Using SMILE > Diagnosis > Distance and entropy-based measures

The diagnostic measures calculated for observations depend on the pursued fault set. The pursued faults define the focus of reasoning, and the changes in their probabilities are the inputs to the measure algorithms. To select the algorithm, use DSL_diagSession::SetSingleFaultAlgorithm and SetMultiFaultAlgorithm. The output of the algorithm is a single number for each uninstantiated observation.

The available algorithms for single fault diagnosis are:

•Max probability change (default): for each observation, the maximum change is taken over the absolute values of the change in probability of the pursued fault. Note that this is a signed measure, meaning that some values may be negative (when the largest magnitude of fault probability change represents the probability decrease).

•Cross-entropy: the insight from the Max probability change is limited in the sense of not telling us a key piece of information how likely each of the changes happens. For example, a positive test result for cancer will make a huge change it the probability of cancer. However, the probability of seeing a positive test may be very small in a generally healthy person. So, effectively the expected amount of diagnostic information from performing this test is rather small. Cross-entropy is an information-theoretic measure that takes into account both the amount of information flowing from observing individual states of an observation variable and the probabilities of observing this states. A high cross-entropy indicates a high expected contribution of observing a variable to the probability of the pursued fault. Cross-entropy is unsigned.

•Normalized cross-entropy: the cross entropy divided by the current value of the entropy of the pursued fault node

For multi-fault diagnosis, the following algorithms are available:

•Max probability change (default): the value of the measure is the maximum change of probability over all pursued faults and outcomes of the observation. This is a signed measure.

•Euclidean distance, or L2 Norm: calculates the distance between two vectors in Euclidean space, where the vector coordinates are the probabilities of the pursued faults before and after the observation. The distance is normalized to ensure that a change from impossible (all coordinates are zero) to certain (all coordinates are ones) is equal to 1.0. For each observation, the selected value is the greatest distance over all observation outcomes. The larger the distance, the larger the impact of the observation.

•Cityblock distance: as above, but using cityblock metric

•Averaged L2 and cityblock distance

•Cosine distance, or cosine similarity: calculated between two fault probability vectors. Since vector coordinates are probabilities, and therefore non-negative, this measure will always produce non-negative values (despite general cosine similarity range between -1 and 1).

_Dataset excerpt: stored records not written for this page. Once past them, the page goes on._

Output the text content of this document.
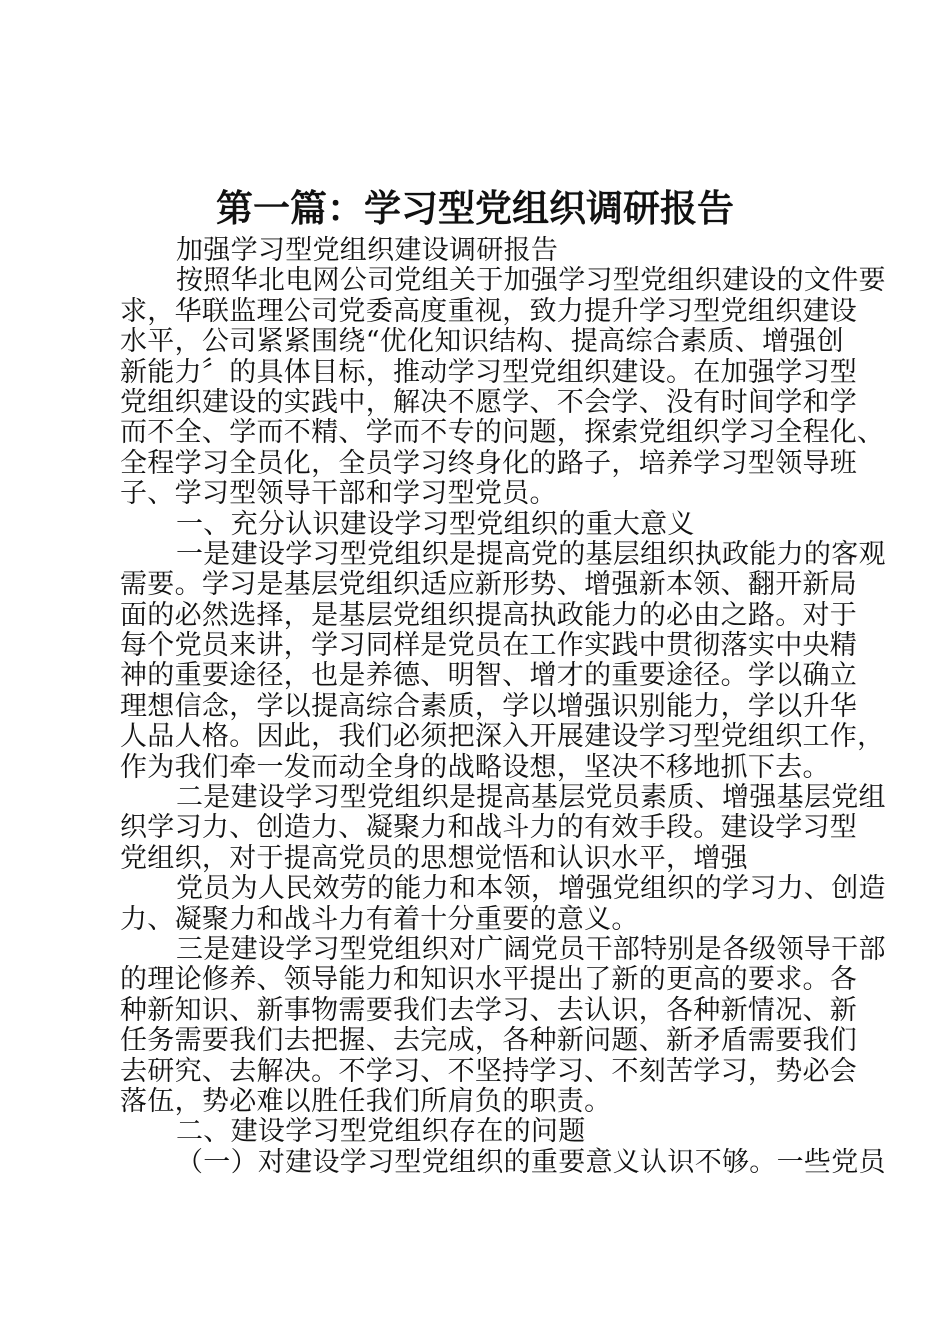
第一篇：学习型党组织调研报告
加强学习型党组织建设调研报告
按照华北电网公司党组关于加强学习型党组织建设的文件要
求，华联监理公司党委高度重视，致力提升学习型党组织建设
水平，公司紧紧围绕“优化知识结构、提高综合素质、增强创
新能力〞的具体目标，推动学习型党组织建设。在加强学习型
党组织建设的实践中，解决不愿学、不会学、没有时间学和学
而不全、学而不精、学而不专的问题，探索党组织学习全程化、
全程学习全员化，全员学习终身化的路子，培养学习型领导班
子、学习型领导干部和学习型党员。
一、充分认识建设学习型党组织的重大意义
一是建设学习型党组织是提高党的基层组织执政能力的客观
需要。学习是基层党组织适应新形势、增强新本领、翻开新局
面的必然选择，是基层党组织提高执政能力的必由之路。对于
每个党员来讲，学习同样是党员在工作实践中贯彻落实中央精
神的重要途径，也是养德、明智、增才的重要途径。学以确立
理想信念，学以提高综合素质，学以增强识别能力，学以升华
人品人格。因此，我们必须把深入开展建设学习型党组织工作，
作为我们牵一发而动全身的战略设想，坚决不移地抓下去。
二是建设学习型党组织是提高基层党员素质、增强基层党组
织学习力、创造力、凝聚力和战斗力的有效手段。建设学习型
党组织，对于提高党员的思想觉悟和认识水平，增强
党员为人民效劳的能力和本领，增强党组织的学习力、创造
力、凝聚力和战斗力有着十分重要的意义。
三是建设学习型党组织对广阔党员干部特别是各级领导干部
的理论修养、领导能力和知识水平提出了新的更高的要求。各
种新知识、新事物需要我们去学习、去认识，各种新情况、新
任务需要我们去把握、去完成，各种新问题、新矛盾需要我们
去研究、去解决。不学习、不坚持学习、不刻苦学习，势必会
落伍，势必难以胜任我们所肩负的职责。
二、建设学习型党组织存在的问题
（一）对建设学习型党组织的重要意义认识不够。一些党员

•A family of six entropy-based measures, which require calculation of the joint probability distribution over all pursued faults, which is computationally prohibitive, it is necessary to use approximations of the joint probability distribution. The approximations are based on two strong assumptions about dependencies among them: (1) complete independence (this is taken by the first group of approaches) and (2) complete dependence (this is taken by the second group of approaches). Each of the two extremes is divided into three groups: (1) At Least One, (2) Only One, and (3) All. These refer to different partitioning of the combinations of diseases in cross-entropy calculation.

•Two marginal probability-based measures, which are much faster than the independence/dependence-based joint probability distribution approaches but it is not as accurate because they make a stronger assumption about the joint probability distribution. Entropy calculations in this approach are based purely on the marginal probabilities of the pursued faults. The two algorithms that use the Marginal Probability Approach differ essentially in the function that they use to select the tests to perform. Both functions are scaled so that they return values between 0 and 1. Entropy/Marginal 1 uses a function without the support for maximum distance and its minimum is reached when all probabilities of the faults are equal to 0.5. Entropy/Marginal 2 uses a function that has support for maximum distance and is continuous in the domain [0,1].